A few ticks later and with tissues in his nostrils, Goldberg was back out on the hardwood and played the rest of the contest, later knocking down two clutch free throws with three seconds left to put the game out of reach. Emerson won 71-67.

“When anybody ever asks me about the legend of Jon Goldberg, I tell them about that game,” teammate Eli Kell-Abrams ‘15 said. 

Fast forward to the 2015-16 season. Goldberg, now 25, is in his second year as graduate assistant coach for women’s basketball at the Division I University of Tennessee at Chattanooga, while getting his master’s degree in health and human performance. He said his duties include everything from working with individual players during practice, to ordering busses and booking hotels, to sweeping the court and doing laundry. 

“I will do anything to help the team win,” Goldberg said. “I will never be too big for anything.” 

Goldberg said he has always had a passion for coaching, and decided before his senior year, after his season leading an AAU team was over, that he would pursue it. 

“It was our last game and I was just reviewing everything in my head like ‘we should’ve done this more or we should’ve done that better,’” Goldberg said. “And was just like, ‘This is what I love. Why not just do this?’”      

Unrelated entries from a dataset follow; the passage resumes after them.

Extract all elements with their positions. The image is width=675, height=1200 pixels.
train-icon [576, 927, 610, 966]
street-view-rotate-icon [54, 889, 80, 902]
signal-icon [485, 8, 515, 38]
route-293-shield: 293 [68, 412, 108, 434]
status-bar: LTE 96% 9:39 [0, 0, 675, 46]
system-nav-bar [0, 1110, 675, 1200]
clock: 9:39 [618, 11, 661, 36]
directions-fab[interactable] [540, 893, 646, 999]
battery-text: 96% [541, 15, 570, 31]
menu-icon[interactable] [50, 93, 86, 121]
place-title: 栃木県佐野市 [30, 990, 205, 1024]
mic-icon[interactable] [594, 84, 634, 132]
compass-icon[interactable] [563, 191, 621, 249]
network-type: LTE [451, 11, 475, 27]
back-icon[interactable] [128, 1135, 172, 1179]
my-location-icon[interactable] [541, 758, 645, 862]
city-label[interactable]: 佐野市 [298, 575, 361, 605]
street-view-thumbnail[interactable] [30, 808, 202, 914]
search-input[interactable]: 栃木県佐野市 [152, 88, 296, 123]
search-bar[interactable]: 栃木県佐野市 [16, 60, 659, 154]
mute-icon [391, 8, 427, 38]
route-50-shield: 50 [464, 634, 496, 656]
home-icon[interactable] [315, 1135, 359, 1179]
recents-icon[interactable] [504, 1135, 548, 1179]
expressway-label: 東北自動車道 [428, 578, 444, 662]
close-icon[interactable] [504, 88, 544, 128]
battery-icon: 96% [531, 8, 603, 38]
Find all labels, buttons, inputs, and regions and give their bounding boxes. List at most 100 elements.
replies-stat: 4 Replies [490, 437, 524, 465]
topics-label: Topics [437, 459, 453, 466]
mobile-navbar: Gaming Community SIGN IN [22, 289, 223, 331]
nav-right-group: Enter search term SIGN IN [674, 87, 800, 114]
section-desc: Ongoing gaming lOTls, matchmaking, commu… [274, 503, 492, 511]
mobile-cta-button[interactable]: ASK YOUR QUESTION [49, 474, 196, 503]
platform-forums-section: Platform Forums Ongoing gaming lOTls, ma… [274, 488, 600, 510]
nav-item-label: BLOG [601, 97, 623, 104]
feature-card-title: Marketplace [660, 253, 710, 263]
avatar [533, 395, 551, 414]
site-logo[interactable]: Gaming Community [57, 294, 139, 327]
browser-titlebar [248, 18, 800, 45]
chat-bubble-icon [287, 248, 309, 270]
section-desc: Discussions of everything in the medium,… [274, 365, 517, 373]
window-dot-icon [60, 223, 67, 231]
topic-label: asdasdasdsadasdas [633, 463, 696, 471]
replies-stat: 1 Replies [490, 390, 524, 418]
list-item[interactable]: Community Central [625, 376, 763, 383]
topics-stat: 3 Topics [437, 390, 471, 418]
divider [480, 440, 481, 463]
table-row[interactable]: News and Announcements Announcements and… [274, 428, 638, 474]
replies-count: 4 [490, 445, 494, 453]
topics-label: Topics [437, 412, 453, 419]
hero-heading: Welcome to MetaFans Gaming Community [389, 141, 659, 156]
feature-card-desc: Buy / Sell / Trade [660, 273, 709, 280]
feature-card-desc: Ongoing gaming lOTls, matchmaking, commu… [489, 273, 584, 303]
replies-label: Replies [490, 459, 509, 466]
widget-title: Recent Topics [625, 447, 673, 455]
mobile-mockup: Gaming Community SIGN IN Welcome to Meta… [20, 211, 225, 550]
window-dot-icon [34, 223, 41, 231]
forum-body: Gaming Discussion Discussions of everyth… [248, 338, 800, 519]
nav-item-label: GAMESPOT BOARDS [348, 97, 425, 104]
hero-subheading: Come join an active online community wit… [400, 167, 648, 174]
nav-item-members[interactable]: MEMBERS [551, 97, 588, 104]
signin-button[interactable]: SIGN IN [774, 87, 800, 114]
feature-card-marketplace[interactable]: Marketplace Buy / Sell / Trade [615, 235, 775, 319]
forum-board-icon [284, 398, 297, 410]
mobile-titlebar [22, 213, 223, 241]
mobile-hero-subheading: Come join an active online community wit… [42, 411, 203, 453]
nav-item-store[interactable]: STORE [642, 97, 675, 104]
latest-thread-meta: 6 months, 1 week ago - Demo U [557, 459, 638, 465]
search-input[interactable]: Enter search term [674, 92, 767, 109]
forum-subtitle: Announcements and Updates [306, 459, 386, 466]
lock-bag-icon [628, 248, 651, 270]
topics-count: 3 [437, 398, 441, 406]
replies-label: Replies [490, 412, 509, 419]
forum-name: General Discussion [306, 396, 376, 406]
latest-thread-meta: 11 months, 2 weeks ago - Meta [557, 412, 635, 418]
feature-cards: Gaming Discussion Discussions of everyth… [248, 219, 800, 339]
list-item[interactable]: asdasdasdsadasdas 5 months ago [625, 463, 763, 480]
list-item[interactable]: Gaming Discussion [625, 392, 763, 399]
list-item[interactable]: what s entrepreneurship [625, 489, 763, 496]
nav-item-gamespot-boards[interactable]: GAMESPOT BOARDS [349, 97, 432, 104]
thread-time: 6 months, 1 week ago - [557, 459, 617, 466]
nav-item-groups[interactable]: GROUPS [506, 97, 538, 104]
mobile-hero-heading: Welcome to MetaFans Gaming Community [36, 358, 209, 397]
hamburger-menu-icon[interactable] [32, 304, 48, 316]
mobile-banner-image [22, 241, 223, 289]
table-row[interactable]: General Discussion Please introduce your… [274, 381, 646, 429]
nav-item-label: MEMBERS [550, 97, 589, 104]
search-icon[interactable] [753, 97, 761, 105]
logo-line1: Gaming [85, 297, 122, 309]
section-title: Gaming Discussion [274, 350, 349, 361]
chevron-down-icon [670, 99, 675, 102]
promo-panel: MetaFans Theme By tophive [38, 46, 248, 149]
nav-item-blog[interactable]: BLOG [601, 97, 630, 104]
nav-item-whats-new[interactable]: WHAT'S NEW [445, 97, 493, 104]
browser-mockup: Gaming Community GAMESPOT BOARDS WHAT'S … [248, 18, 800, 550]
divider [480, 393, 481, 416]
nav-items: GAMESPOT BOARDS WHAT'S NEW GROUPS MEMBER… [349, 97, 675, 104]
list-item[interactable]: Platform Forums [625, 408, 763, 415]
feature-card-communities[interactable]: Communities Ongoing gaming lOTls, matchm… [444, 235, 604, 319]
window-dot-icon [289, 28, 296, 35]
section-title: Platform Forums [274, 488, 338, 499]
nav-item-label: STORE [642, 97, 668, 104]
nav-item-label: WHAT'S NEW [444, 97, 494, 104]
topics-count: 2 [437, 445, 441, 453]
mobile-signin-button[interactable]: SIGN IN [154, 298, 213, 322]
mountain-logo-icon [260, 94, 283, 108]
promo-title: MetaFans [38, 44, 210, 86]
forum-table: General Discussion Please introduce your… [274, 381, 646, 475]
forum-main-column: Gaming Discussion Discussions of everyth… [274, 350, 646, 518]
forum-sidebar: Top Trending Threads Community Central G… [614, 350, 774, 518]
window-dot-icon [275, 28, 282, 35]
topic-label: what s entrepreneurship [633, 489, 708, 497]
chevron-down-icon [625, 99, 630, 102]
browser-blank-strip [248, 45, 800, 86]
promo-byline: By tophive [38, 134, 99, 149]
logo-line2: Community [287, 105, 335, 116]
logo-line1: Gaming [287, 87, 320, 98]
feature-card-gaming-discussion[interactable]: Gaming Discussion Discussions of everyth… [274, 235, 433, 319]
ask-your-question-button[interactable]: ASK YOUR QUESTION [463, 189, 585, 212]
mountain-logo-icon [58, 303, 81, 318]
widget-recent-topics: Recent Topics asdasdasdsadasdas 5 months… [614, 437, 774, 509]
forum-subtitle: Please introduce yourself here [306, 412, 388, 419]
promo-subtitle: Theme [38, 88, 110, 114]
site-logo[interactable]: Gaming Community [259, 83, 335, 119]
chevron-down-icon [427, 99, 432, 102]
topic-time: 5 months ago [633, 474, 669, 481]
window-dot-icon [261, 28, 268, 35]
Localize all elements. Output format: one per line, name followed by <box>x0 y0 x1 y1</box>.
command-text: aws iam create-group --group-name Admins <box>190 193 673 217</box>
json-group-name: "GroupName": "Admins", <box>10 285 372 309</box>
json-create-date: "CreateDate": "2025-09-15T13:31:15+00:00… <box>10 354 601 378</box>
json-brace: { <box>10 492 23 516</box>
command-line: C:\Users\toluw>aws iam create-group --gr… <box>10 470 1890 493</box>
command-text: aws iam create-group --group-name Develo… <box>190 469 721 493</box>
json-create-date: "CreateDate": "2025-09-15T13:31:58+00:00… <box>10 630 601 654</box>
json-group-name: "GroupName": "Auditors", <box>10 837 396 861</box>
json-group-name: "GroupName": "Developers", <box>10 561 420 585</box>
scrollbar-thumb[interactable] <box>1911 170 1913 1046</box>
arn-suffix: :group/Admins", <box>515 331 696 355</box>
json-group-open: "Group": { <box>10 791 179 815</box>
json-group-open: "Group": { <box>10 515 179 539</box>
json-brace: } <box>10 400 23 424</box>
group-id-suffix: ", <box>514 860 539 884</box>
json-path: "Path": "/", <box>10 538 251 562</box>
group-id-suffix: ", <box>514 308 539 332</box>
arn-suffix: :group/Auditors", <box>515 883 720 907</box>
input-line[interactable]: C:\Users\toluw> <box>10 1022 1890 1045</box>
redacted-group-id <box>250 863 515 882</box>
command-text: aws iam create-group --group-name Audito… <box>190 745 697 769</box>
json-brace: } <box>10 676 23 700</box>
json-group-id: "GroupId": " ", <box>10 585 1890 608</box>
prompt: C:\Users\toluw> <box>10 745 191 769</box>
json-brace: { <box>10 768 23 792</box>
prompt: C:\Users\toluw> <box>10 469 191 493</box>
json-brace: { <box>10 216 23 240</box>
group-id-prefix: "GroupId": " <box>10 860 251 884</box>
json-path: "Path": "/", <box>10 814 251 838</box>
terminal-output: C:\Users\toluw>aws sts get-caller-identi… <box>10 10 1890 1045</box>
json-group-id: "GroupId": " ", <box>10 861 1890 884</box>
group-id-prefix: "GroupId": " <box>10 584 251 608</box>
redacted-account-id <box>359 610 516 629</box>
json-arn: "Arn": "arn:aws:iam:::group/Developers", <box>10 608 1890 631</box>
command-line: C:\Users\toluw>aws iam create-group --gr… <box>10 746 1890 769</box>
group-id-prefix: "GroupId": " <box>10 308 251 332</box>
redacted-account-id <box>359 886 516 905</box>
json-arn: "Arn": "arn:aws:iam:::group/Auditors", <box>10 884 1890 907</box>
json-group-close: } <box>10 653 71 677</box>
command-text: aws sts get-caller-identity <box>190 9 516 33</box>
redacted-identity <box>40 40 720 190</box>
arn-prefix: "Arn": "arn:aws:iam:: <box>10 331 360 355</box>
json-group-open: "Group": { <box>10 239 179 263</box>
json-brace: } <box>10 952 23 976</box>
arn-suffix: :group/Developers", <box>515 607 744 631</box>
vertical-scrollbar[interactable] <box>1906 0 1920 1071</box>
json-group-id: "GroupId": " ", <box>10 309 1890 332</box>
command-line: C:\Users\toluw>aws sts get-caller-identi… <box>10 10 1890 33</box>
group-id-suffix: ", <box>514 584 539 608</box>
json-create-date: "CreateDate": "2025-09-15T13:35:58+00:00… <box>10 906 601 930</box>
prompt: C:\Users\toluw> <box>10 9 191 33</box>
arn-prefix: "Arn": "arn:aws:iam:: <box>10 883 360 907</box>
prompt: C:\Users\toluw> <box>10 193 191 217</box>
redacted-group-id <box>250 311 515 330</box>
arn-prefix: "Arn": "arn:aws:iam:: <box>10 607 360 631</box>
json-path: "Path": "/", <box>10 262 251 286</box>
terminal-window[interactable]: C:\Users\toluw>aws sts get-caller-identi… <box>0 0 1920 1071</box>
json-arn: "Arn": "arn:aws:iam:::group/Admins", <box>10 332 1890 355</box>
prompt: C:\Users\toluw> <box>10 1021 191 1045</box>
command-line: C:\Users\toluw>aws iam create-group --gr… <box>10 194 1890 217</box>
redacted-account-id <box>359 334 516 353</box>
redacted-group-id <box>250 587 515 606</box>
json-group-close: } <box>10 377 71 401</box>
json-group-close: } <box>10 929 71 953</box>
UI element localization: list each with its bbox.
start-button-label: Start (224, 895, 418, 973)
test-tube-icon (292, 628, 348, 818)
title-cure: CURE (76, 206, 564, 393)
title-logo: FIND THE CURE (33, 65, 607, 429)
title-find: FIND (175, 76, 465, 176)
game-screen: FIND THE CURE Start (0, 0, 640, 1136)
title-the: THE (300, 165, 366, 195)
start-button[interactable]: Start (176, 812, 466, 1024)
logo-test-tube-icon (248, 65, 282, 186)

Originally from Stowe, Vermont, Goldberg began college at St. Lawrence University in Canton, New York pursuing a degree in economics and playing basketball. After two years he said he realized the career field wasn’t for him. 

“I thought sports psychology would be great, so I transferred to Emerson,” Goldberg said. “They didn’t have psychology but they had communication, so I thought that was perfect.” 

After his junior year with the Lions, Goldberg averaged almost a double-double per game, and accomplished this feat in eight games during his senior season. The two-year captain scored 12 points and 9.5 rebounds in 36 minutes per contest, and played the entirety of 10 games.

“He stayed in the gym and took extra shots and watched extra video, and put the commitment in and really took off,” Curley, now the Lions’ head coach, said. “He would stay after practice and draw the plays up on the board for the guys that weren’t picking it up.”

What plagued Goldberg was his selflessness, according to Curley, who said the player never hesitated to pass, but eventually realized how his shooting ability could help his fellow Lions score points. 

“He had a lot of one-on-one situations where guys weren’t double-teaming him because he passed so much,” Curley said. “Once he started realizing [that], ‘Okay I can take this one guy and then [by] getting double-teamed and triple-teamed, it’ll create better opportunities for my teammates.’” 

After the season was over, Goldberg earned multiple awards, including New England Women’s and Men’s Athletic Conference First Team All-Conference, Academic All-Conference, and Emerson’s Student-Athlete of the Year. 

“His legacy is the legacy of the perfect student-athlete,” Kell-Abrams, graduate assistant coach at the University of Miami (FL), said. “You get a guy who is as selfless as it comes, a great team captain, and then you get a guy who is a 4.0 student. He goes to every class, he puts as much on the court as he does in the classroom. He is what people should strive to be.”